Sourdine wha-wha pour trompette
La wha-wha dans la musique congolaise
Les livres sur la musique congolaise moderne sont presque muets sur l’utilisation de la pédale à effet sonore. On a plus écrit sur les autres instruments que sur l’apport de la wah-wah dans notre chanson. Bien que son passage soit éclair, son impact n’est pas passé inaperçu car elle a laissé des traces indélébiles à travers plusieurs compositions majeures. Elle est introduite vers les années 1973-1974 par l’artiste d’ébène Tabu Ley à la recherche de nouvelles sonorités. Ce levier en vogue en Europe et surtout aux Etats-Unis a permis à l’orchestre International Afrisa de mettre sur le marché du disque des œuvres d’anthologie comme Liloba na litoyi (Mavatiku Visi) Malelisa Moleka, (Mujos Mulamba) ou encoreAon-Aon et Lal’ a by (Tabu Ley).
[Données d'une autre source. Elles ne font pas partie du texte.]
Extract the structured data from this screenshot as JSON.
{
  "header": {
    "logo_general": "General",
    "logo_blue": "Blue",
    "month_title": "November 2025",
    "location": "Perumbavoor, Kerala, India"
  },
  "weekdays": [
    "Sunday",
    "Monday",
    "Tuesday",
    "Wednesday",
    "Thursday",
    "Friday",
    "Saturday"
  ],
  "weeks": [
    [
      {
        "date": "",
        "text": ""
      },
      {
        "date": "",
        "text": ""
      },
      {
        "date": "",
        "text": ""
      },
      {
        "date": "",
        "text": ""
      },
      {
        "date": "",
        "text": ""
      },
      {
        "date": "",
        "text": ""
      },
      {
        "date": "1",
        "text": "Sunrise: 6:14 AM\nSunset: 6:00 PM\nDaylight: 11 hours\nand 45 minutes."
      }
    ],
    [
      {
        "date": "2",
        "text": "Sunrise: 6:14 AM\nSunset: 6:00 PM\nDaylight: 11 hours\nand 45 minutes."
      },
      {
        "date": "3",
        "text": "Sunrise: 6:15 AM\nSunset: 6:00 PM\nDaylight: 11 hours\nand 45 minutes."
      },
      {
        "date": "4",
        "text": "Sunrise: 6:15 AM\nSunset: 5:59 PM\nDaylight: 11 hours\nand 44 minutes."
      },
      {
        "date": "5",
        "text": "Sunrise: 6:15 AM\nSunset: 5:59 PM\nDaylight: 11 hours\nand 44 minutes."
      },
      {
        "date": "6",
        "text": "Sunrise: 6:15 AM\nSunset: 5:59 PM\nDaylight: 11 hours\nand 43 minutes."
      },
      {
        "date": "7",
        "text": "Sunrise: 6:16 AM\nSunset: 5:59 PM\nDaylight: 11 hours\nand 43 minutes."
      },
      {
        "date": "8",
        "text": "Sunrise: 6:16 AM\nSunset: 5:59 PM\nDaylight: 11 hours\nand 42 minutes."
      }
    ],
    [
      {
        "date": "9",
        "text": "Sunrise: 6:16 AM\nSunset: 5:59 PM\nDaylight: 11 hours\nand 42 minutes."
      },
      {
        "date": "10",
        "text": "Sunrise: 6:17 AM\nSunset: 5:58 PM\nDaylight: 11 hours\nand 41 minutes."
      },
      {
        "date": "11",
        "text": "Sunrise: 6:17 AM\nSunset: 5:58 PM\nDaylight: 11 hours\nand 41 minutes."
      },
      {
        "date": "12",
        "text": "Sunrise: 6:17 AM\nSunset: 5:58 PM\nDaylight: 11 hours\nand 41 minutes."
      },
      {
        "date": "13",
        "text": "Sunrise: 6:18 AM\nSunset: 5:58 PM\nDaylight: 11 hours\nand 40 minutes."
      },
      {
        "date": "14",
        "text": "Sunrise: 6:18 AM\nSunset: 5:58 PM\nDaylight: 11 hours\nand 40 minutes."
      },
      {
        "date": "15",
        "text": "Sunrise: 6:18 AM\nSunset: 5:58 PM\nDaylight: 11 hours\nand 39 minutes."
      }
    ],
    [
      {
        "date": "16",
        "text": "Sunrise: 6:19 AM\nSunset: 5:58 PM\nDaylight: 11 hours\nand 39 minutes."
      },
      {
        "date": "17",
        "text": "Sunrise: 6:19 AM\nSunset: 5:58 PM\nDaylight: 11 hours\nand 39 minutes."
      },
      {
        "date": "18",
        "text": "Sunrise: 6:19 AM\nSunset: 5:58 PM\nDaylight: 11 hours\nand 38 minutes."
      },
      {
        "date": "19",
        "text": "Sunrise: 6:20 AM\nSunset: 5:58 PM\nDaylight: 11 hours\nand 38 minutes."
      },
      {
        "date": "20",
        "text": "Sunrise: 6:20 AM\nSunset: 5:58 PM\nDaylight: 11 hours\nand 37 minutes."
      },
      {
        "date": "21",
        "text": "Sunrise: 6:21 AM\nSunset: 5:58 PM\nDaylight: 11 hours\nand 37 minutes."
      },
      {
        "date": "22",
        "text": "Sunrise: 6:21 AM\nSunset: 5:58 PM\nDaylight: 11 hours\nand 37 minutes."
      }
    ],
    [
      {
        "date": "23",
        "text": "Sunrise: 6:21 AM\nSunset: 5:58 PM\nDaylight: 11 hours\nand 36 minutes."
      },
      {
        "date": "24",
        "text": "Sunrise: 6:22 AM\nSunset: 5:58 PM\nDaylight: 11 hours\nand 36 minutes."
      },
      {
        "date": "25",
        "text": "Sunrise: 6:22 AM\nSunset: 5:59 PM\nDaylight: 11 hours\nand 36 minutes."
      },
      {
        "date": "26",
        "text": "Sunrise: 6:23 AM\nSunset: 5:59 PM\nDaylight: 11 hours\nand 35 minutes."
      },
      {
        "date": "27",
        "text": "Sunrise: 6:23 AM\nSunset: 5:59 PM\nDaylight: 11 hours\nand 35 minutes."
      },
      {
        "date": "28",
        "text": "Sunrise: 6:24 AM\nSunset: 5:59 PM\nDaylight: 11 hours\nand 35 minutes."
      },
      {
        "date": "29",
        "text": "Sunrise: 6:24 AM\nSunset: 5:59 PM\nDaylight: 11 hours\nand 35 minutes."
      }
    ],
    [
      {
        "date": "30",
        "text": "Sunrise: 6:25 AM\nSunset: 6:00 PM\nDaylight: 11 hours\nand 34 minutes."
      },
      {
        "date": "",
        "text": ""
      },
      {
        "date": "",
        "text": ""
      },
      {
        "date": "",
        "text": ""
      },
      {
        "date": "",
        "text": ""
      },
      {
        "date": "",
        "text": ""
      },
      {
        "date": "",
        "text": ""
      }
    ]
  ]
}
Arrangée par Rochereau, la chansonLal’a by est l’interprétation en kiyanzi de Let it be de Paul McCartney avec les Beatles. Devenu soliste et digne remplaçant d’Attel Mbumba, Michelino Mavatiku était l’homme qui maniait habilement la pédale magique. Il balançait ainsi avec virtuosité ces altérations qui ont apporté un nouveau timbre à notre art en y ajoutant de façon élégante une particularité bien singulière. Dommage que la sourdine wha-wha n’ait jamais été utilisée par nos souffleurs. Quels nouveaux sons auraient alors été introduits dans notre musique si les as des cuivres, les bassistes et les drummers l’avaient placée dans leur instrument de prédilection? Ils nous auraient sûrement balancé des sons merveilleux pour le plaisir de l’oreille. Au début des années 70, la contrebasse céda sa place à la guitare basse. Aujourd’hui, l’utilisation de plusieurs accessoires, supports et instruments comme la guitare hawaïenne (Nico et Depoutrou), la sanza (Antoine Moundanda), le sifflet (Lita Bembo), l’harmonica (Béjos), l’accordéon (Feruzi), le maracas (Izeidi et Gaspy), la cloche (Mambo Ley), le lokolé (Isifi et Viva la Musica), le saxo, la trompette, le trombone (Vévé, Madjesi), l'orgue (Verckys), la guitare à double manche (Manuaku), le piano (Ray Lema) ou même la wah-wah ont depuis bien longtemps disparu du paysage musical de notre pays. Lentement mais sûrement, ils sont tous remplacés par le synthé.